Speaker
Description
Technologies are part of our professional and private life, they affect almost any field of our activities. Technologies also affect language, its use, methods of teaching and methods of researching. However, not all languages are equality represented in a digital world with respect to content and technologies. There is a significant gap between widely used languages, in particular, English, and languages with smaller community of speakers. While Latvian still belongs to less resourced languages, when we speak about language for specific purposes (domains and use cases), this presentation aims to demonstrate how technologies and digital language resources facilitate language use in digital world, support digital humanities in general and language research and language acquisition, in particular.
This presentation will be organized around three dimensions: (1) general overview of the Latvian language technology landscape; (2) language resources and tools for research – traditional uses cases and modern challenges (e.g. fake news, computer-generated texts and inadequate translations); (3) language resources and tools for language teaching – corpora, tools and digital content. Finally, impact of artificial intelligence and the technologies in general and on language use will be discussed, paying special attention to the role of linguist (translator, language teacher) in digital age.

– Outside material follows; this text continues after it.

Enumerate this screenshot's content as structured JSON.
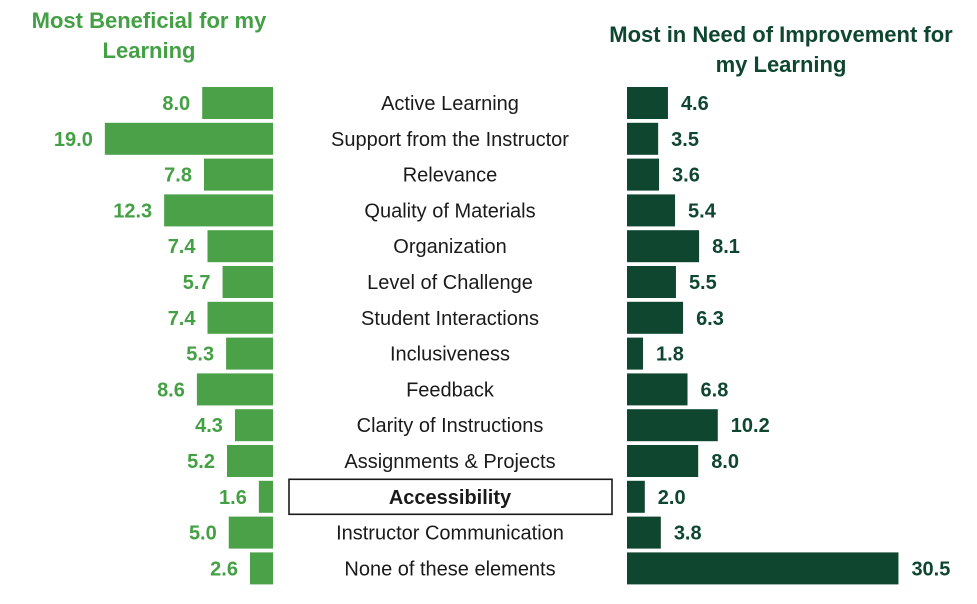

Affiliation of the author(s)
University of Latvia
Biographical note(s) of the author(s)
Inguna Skadiņa is a professor at the Faculty of Computing of University of Latvia (UL). She has been working for over 30 years on language technologies for less resourced languages. Her current research interests include language resources and tools, human-computer interaction and natural language understanding. I.Skadiņa is a national coordinator of CLARIN research infrastructure in Latvia. She is also chief scientific officer of the language technology company Tilde and senior researcher at the Institute of Mathematics and Computer Science, UL. I. Skadiņa has led and participated in many EU and nationally funded projects related to language technologies. Her current research activities include scientific coordination of large scale national project “Multilingual Artificial Intelligence Based Human Computer Interaction” and participation in two EU funded projects: European Language Equality (ELE) and Stairway to AI. I.Skadiņa is the author of more than 70 research publications. She is a member of several professional organisations, expert of the Latvian Council of Sciences.